About a decade ago, I was travelling in the great state of Alberta in western Canada and remember coming across a striking quote attributed to the Reformation catalyst of the sixteenth century, Martin Luther, that said something along the lines that for most Christians the last thing to be discipled about them is their pockets. Indeed, money is such an important matter that there are over 2,500 scriptures about it in the Holy Bible—the good, the bad, the ugly. Money has strings attached to our emotions, mindsets, skill sets, dreams and goals etc. In fact, like disciplining the tongue (James 4:1-12), if we can be financially discipled, most of the other areas of our lives would be covered too.
In scripture, Jesus makes a daring, categorical statement: “No one can serve two masters. Either you will hate the one and love the other or you will be devoted to the one and despise the other. You cannot serve both God and money” (Matthew 6:24). In this Scripture, God calls out two masters we choose to serve–God or Money. When God is our Master we use money to serve Him but when money is our Master we (dare) use God to serve it!
A WORTHY PARTNER
Rather than picking up our own HuD-published Financial Whizzdom series of two decades ago and merely parroting what some of us may have already become familiar with, we have chosen to partner Compass Financial Ministries instead. Compass possesses some foundational studies in digital and hardcopy form that focus on five main pillars. I like the ‘five’ for two main reasons; first, you can count them all on one hand; and secondly, five in Biblical numerology is the number of grace. May God’s financial grace abound in the year Twenty25 (5x), a year of ultimate, extreme, exceedingly abundant grace! Here are the five foci:: Ownership, Surrender, Choice, Multiplication and Eternal Focus.
–Ownership: The Bible is clear that God is the sole owner of everything (eg. Psalm 24:1).
–Surrender: Once we recognise God’s ownership of “our” money and possessions, we must surrender them to Him through our affect, attitude and actions (see Luke 14:33).
–Choice: Daily as we have the opportunity to make many decisions as it relates to money and possessions, the biggest and most important of them all is the choice to serve God over money (go to Matthew 6:24). A key Financial Whizzdom law we’ve lived out at The HuD Group has been the Proto Principle: in all your getting, get God first.

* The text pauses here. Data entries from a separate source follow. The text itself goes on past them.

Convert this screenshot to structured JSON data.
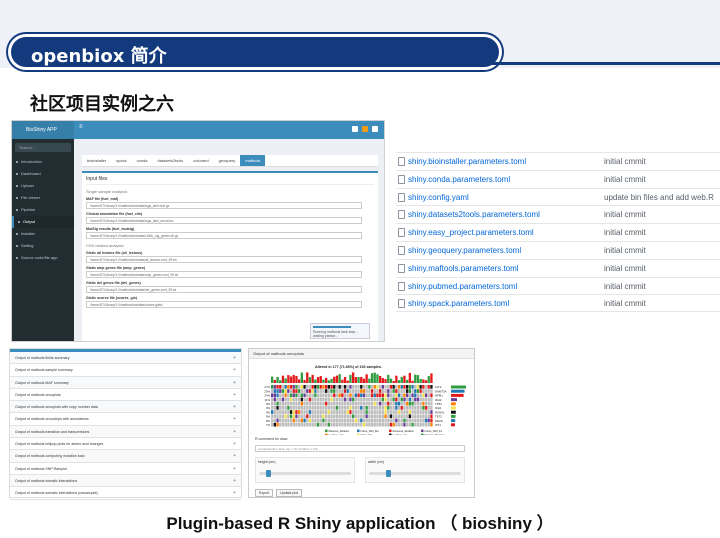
{
  "slide": {
    "header_title": "openbiox 简介",
    "subtitle": "社区项目实例之六",
    "caption": "Plugin-based R Shiny application （ bioshiny ）"
  },
  "app": {
    "logo": "BioShiny APP",
    "hamburger": "≡",
    "search_placeholder": "Search...",
    "sidebar": [
      "Introduction",
      "Dashboard",
      "Upload",
      "File viewer",
      "Pipeline",
      "Output",
      "Installer",
      "Setting",
      "Source code/file app"
    ],
    "active_sidebar_index": 5,
    "tabs": [
      "bioinstaller",
      "spack",
      "conda",
      "datasets2tools",
      "colorand",
      "geoquery",
      "maftools"
    ],
    "active_tab": "maftools",
    "panel_title": "Input files",
    "section1": "Single sample analysis:",
    "fields1": [
      {
        "label": "MAF file (fuel_maf)",
        "value": "/home/l27/Library/1.0/maftools/extdata/tcga_laml.maf.gz"
      },
      {
        "label": "Clinical annotation file (fuel_clin)",
        "value": "/home/l27/Library/1.0/maftools/extdata/tcga_laml_annot.tsv"
      },
      {
        "label": "MutSig results (fuel_mutsig)",
        "value": "/home/l27/Library/1.0/maftools/extdata/LAML_sig_genes.txt.gz"
      }
    ],
    "section2": "CNV-related analysis:",
    "fields2": [
      {
        "label": "Gistic all lesions file (all_lesions)",
        "value": "/home/l27/Library/1.0/maftools/extdata/all_lesions.conf_99.txt"
      },
      {
        "label": "Gistic amp genes file (amp_genes)",
        "value": "/home/l27/Library/1.0/maftools/extdata/amp_genes.conf_99.txt"
      },
      {
        "label": "Gistic del genes file (del_genes)",
        "value": "/home/l27/Library/1.0/maftools/extdata/del_genes.conf_99.txt"
      },
      {
        "label": "Gistic scores file (scores_gis)",
        "value": "/home/l27/Library/1.0/maftools/extdata/scores.gistic"
      }
    ],
    "toast_text": "Running maftools task step... waiting please..."
  },
  "files": [
    {
      "name": "shiny.bioinstaller.parameters.toml",
      "message": "initial cmmit"
    },
    {
      "name": "shiny.conda.parameters.toml",
      "message": "initial cmmit"
    },
    {
      "name": "shiny.config.yaml",
      "message": "update bin files and add web.R"
    },
    {
      "name": "shiny.datasets2tools.parameters.toml",
      "message": "initial cmmit"
    },
    {
      "name": "shiny.easy_project.parameters.toml",
      "message": "initial cmmit"
    },
    {
      "name": "shiny.geoquery.parameters.toml",
      "message": "initial cmmit"
    },
    {
      "name": "shiny.maftools.parameters.toml",
      "message": "initial cmmit"
    },
    {
      "name": "shiny.pubmed.parameters.toml",
      "message": "initial cmmit"
    },
    {
      "name": "shiny.spack.parameters.toml",
      "message": "initial cmmit"
    }
  ],
  "accordion": [
    "Output of maftools fields summary",
    "Output of maftools sample summary",
    "Output of maftools MAF summary",
    "Output of maftools oncoplots",
    "Output of maftools oncoplots with copy number data",
    "Output of maftools oncostrips with annotations",
    "Output of maftools transition and transversions",
    "Output of maftools lollipop plots for amino acid changes",
    "Output of maftools computing mutation load",
    "Output of maftools SNP Rainplot",
    "Output of maftools somatic interactions",
    "Output of maftools somatic interactions (mosaicplot)"
  ],
  "onco": {
    "head": "Output of maftools oncoplots",
    "plot_title": "Altered in 177 (71.66%) of 193 samples.",
    "genes": [
      "FLT3",
      "DNMT3A",
      "NPM1",
      "IDH2",
      "TP53",
      "IDH1",
      "RUNX1",
      "TET2",
      "NRAS",
      "WT1"
    ],
    "pcts": [
      "27%",
      "25%",
      "24%",
      "11%",
      "9%",
      "9%",
      "9%",
      "9%",
      "8%",
      "7%"
    ],
    "legend": [
      "Missense_Mutation",
      "Frame_Shift_Del",
      "Nonsense_Mutation",
      "Frame_Shift_Ins",
      "In_Frame_Del",
      "Splice_Site",
      "In_Frame_Ins",
      "Nonstop_Mutation"
    ],
    "colors": {
      "missense": "#2e9c3f",
      "fs_del": "#1f78b4",
      "nonsense": "#e31a1c",
      "fs_ins": "#6a3d9a",
      "ifd": "#ff7f00",
      "splice": "#f4e04d",
      "multi": "#111111",
      "empty": "#bdbdbd"
    },
    "input_caption": "R command for draw",
    "input_value": "oncoplot(maf = laml, top = 10, fontSize = 0.6)",
    "slider1_label": "height (cm)",
    "slider2_label": "width (cm)",
    "btn1": "Export",
    "btn2": "Update plot"
  }
}
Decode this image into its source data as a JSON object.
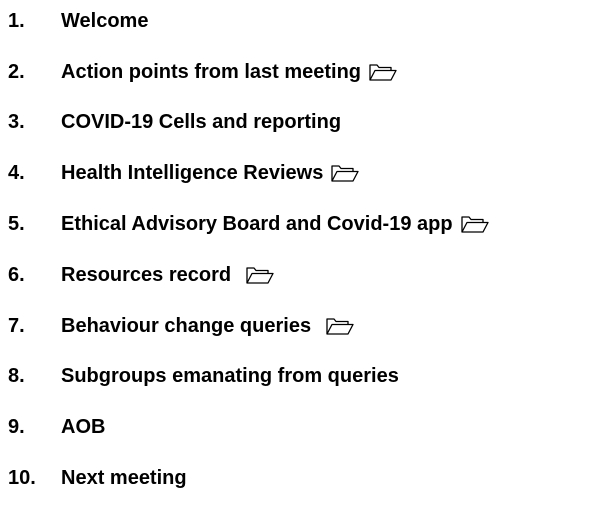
{
  "agenda": {
    "items": [
      {
        "number": "1.",
        "label": "Welcome",
        "icon": null
      },
      {
        "number": "2.",
        "label": "Action points from last meeting",
        "icon": "folder-open-icon"
      },
      {
        "number": "3.",
        "label": "COVID-19 Cells and reporting",
        "icon": null
      },
      {
        "number": "4.",
        "label": "Health Intelligence Reviews",
        "icon": "folder-open-icon"
      },
      {
        "number": "5.",
        "label": "Ethical Advisory Board and Covid-19 app",
        "icon": "folder-open-icon"
      },
      {
        "number": "6.",
        "label": "Resources record",
        "icon": "folder-open-icon"
      },
      {
        "number": "7.",
        "label": "Behaviour change queries",
        "icon": "folder-open-icon"
      },
      {
        "number": "8.",
        "label": "Subgroups emanating from queries",
        "icon": null
      },
      {
        "number": "9.",
        "label": "AOB",
        "icon": null
      },
      {
        "number": "10.",
        "label": "Next meeting",
        "icon": null
      }
    ]
  }
}
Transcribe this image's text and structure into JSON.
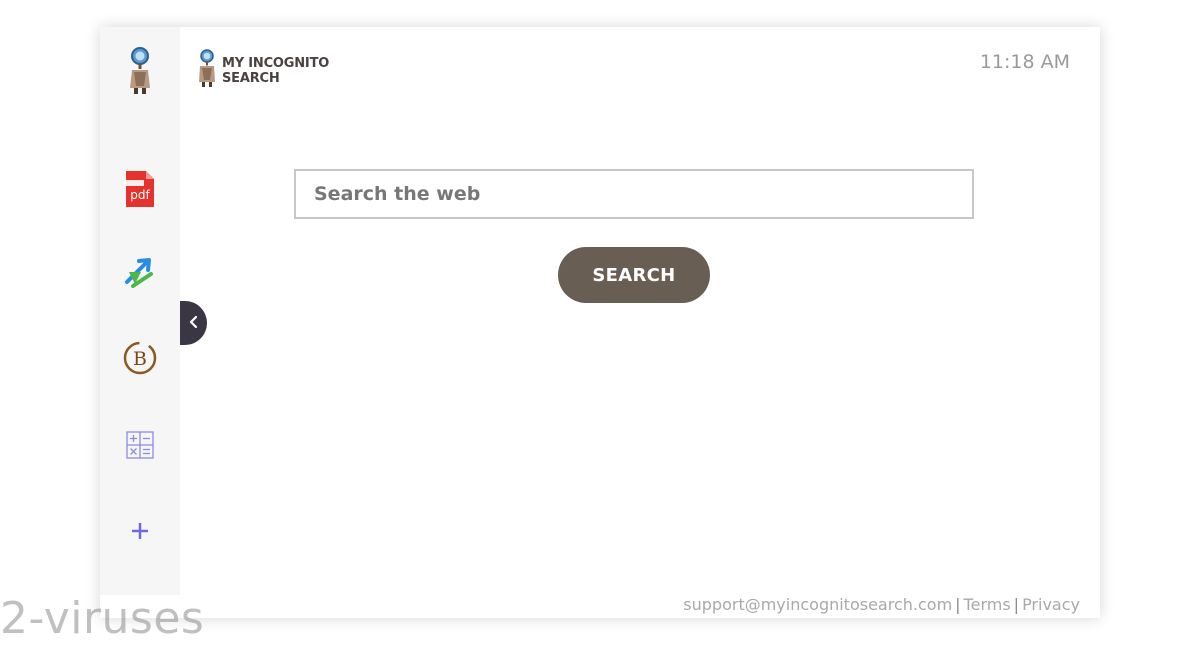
{
  "header": {
    "logo_line1": "MY INCOGNITO",
    "logo_line2": "SEARCH",
    "clock": "11:18 AM"
  },
  "sidebar": {
    "items": [
      {
        "icon": "detective-logo-icon"
      },
      {
        "icon": "pdf-icon",
        "label": "pdf"
      },
      {
        "icon": "converter-arrows-icon"
      },
      {
        "icon": "bitcoin-icon",
        "label": "B"
      },
      {
        "icon": "calculator-icon"
      },
      {
        "icon": "add-icon"
      }
    ],
    "toggle_icon": "chevron-left-icon"
  },
  "search": {
    "placeholder": "Search the web",
    "button_label": "SEARCH"
  },
  "footer": {
    "email": "support@myincognitosearch.com",
    "separator": "|",
    "terms": "Terms",
    "privacy": "Privacy"
  },
  "watermark": "2-viruses",
  "colors": {
    "search_button": "#685e53",
    "sidebar_bg": "#f6f6f6",
    "toggle_bg": "#3b3644",
    "pdf_red": "#e5322d",
    "plus_purple": "#6d6ae0"
  }
}
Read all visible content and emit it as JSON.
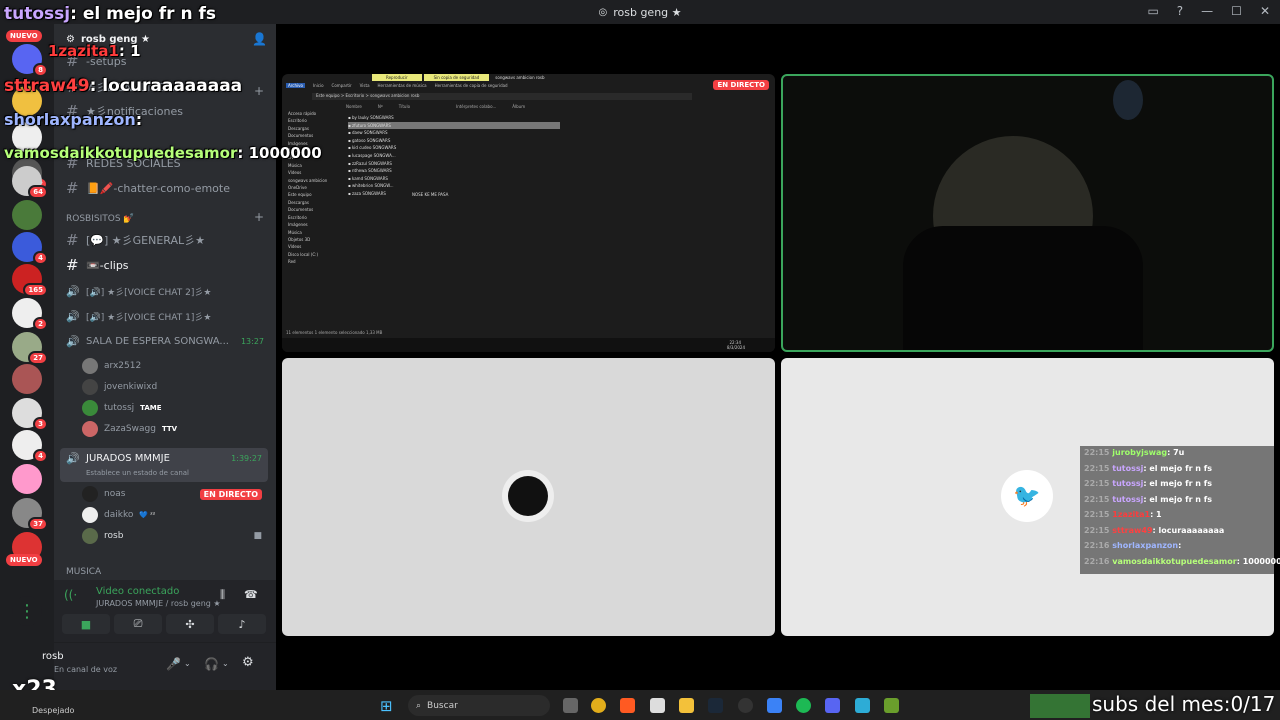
{
  "window": {
    "title": "rosb geng ★"
  },
  "server": {
    "name": "rosb geng ★",
    "channels_top": [
      "-setups",
      "★彡BIENVENIDA彡★",
      "★彡notificaciones",
      "REDES SOCIALES",
      "📙🖍️-chatter-como-emote"
    ],
    "category_1": "ROSBISITOS 💅",
    "channels_mid": [
      "[💬] ★彡GENERAL彡★",
      "📼-clips",
      "[🔊] ★彡[VOICE CHAT 2]彡★",
      "[🔊] ★彡[VOICE CHAT 1]彡★"
    ],
    "waiting_room": {
      "name": "SALA DE ESPERA SONGWA...",
      "time": "13:27"
    },
    "waiting_users": [
      {
        "name": "arx2512",
        "tag": ""
      },
      {
        "name": "jovenkiwixd",
        "tag": ""
      },
      {
        "name": "tutossj",
        "tag": "TAME"
      },
      {
        "name": "ZazaSwagg",
        "tag": "TTV"
      }
    ],
    "jurados": {
      "name": "JURADOS MMMJE",
      "time": "1:39:27",
      "status": "Establece un estado de canal"
    },
    "jurados_users": [
      {
        "name": "noas",
        "live": "EN DIRECTO"
      },
      {
        "name": "daikko",
        "tag": "💙 ᶻᶻ"
      },
      {
        "name": "rosb"
      }
    ],
    "category_2": "MUSICA"
  },
  "voice_panel": {
    "status": "Video conectado",
    "location": "JURADOS MMMJE / rosb geng ★"
  },
  "user_panel": {
    "name": "rosb",
    "status": "En canal de voz"
  },
  "rail": {
    "badges": [
      "8",
      "2",
      "64",
      "4",
      "165",
      "2",
      "27",
      "3",
      "4",
      "37"
    ],
    "new_label": "NUEVO"
  },
  "screenshare": {
    "live_label": "EN DIRECTO",
    "ribbon": [
      "Reproducir",
      "Sin copia de seguridad",
      "songwavs ambicion rosb"
    ],
    "tabs": [
      "Archivo",
      "Inicio",
      "Compartir",
      "Vista",
      "Herramientas de música",
      "Herramientas de copia de seguridad"
    ],
    "path": "Este equipo > Escritorio > songwavs ambicion rosb",
    "columns": [
      "Nombre",
      "Nº",
      "Título",
      "Intérpretes colabo...",
      "Álbum"
    ],
    "files": [
      "by lauky SONGWARS",
      "zfuturo SONGWARS",
      "daew SONGWARS",
      "gatoso SONGWARS",
      "kid cudeo SONGWARS",
      "lucaspage SONGWA...",
      "zzRazul SONGWARS",
      "nthewa SONGWARS",
      "kamd SONGWARS",
      "whitebrion SONGW...",
      "zaza SONGWARS"
    ],
    "file_note": "NOSE KE ME PASA",
    "nav": [
      "Acceso rápido",
      "Escritorio",
      "Descargas",
      "Documentos",
      "Imágenes",
      "Audio",
      "Live",
      "Música",
      "Vídeos",
      "songwavs ambicion",
      "OneDrive",
      "Este equipo",
      "Descargas",
      "Documentos",
      "Escritorio",
      "Imágenes",
      "Música",
      "Objetos 3D",
      "Vídeos",
      "Disco local (C:)",
      "Red"
    ],
    "statusbar": "11 elementos   1 elemento seleccionado  1,33 MB",
    "clock": [
      "22:34",
      "8/3/2024"
    ]
  },
  "overlay_chat_left": [
    {
      "user": "tutossj",
      "msg": ": el mejo fr n fs",
      "color": "#c9a6ff"
    },
    {
      "user": "1zazita1",
      "msg": ": 1",
      "color": "#ff3b3b"
    },
    {
      "user": "sttraw49",
      "msg": ": locuraaaaaaaa",
      "color": "#ff4040"
    },
    {
      "user": "shorlaxpanzon",
      "msg": ":",
      "color": "#9fb6ff"
    },
    {
      "user": "vamosdaikkotupuedesamor",
      "msg": ": 1000000",
      "color": "#b6ff7a"
    }
  ],
  "overlay_chat_right": [
    {
      "time": "22:15",
      "user": "jurobyjswag",
      "msg": ": 7u",
      "color": "#9fff6b"
    },
    {
      "time": "22:15",
      "user": "tutossj",
      "msg": ": el mejo fr n fs",
      "color": "#c9a6ff"
    },
    {
      "time": "22:15",
      "user": "tutossj",
      "msg": ": el mejo fr n fs",
      "color": "#c9a6ff"
    },
    {
      "time": "22:15",
      "user": "tutossj",
      "msg": ": el mejo fr n fs",
      "color": "#c9a6ff"
    },
    {
      "time": "22:15",
      "user": "1zazita1",
      "msg": ": 1",
      "color": "#ff3b3b"
    },
    {
      "time": "22:15",
      "user": "sttraw49",
      "msg": ": locuraaaaaaaa",
      "color": "#ff4040"
    },
    {
      "time": "22:16",
      "user": "shorlaxpanzon",
      "msg": ":",
      "color": "#9fb6ff"
    },
    {
      "time": "22:16",
      "user": "vamosdaikkotupuedesamor",
      "msg": ": 1000000",
      "color": "#b6ff7a"
    }
  ],
  "subs": {
    "label": "subs del mes:",
    "value": "0/17"
  },
  "multiplier": "x23",
  "weather": "Despejado",
  "taskbar": {
    "search": "Buscar"
  }
}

–Multiplication: God’s first instruction to humankind in the first chapter of the first book of the Bible was to “be fruitful and multiply” (Genesis 1:28). This hasn’t changed. In the first book of the New Testament Jesus shows us how God still expects us to multiply what He puts in our hand through the Parable of the Talents (Matthew 25:14–30). Financial Discipleship is not only learning and applying but also multiplying what we have learned (in knowledge) and earned (in money) to grow God’s Kingdom.
–Eternal Focus: As Financial Disciples, we must always stay focused on the eternal outcomes of our choices and not the temporary ones. Satan, the flesh and the secular world try to detract, distract and destroy us with (Matthew 6:19-21).
CONCLUSION
The last verse of the above Matthew 6 passage is actually our memory verse for the year: “Where your treasure is, there your heart will be also.” I hope you look forward to this year of financial discipleship as much as I do with an emphasis on God’s grace for ownership, surrender, choice, multiplication and eternal focus. May we bring pleasure and glory to God, bless people and planet, vanquish evil and experience deep joy and good success as we study, apply and multiply what God says about money and possessions in 2025. Thankfully like biblical leader Nehemiah, The God of heaven will prosper us and help us succeed (Nehemiah 2:20a).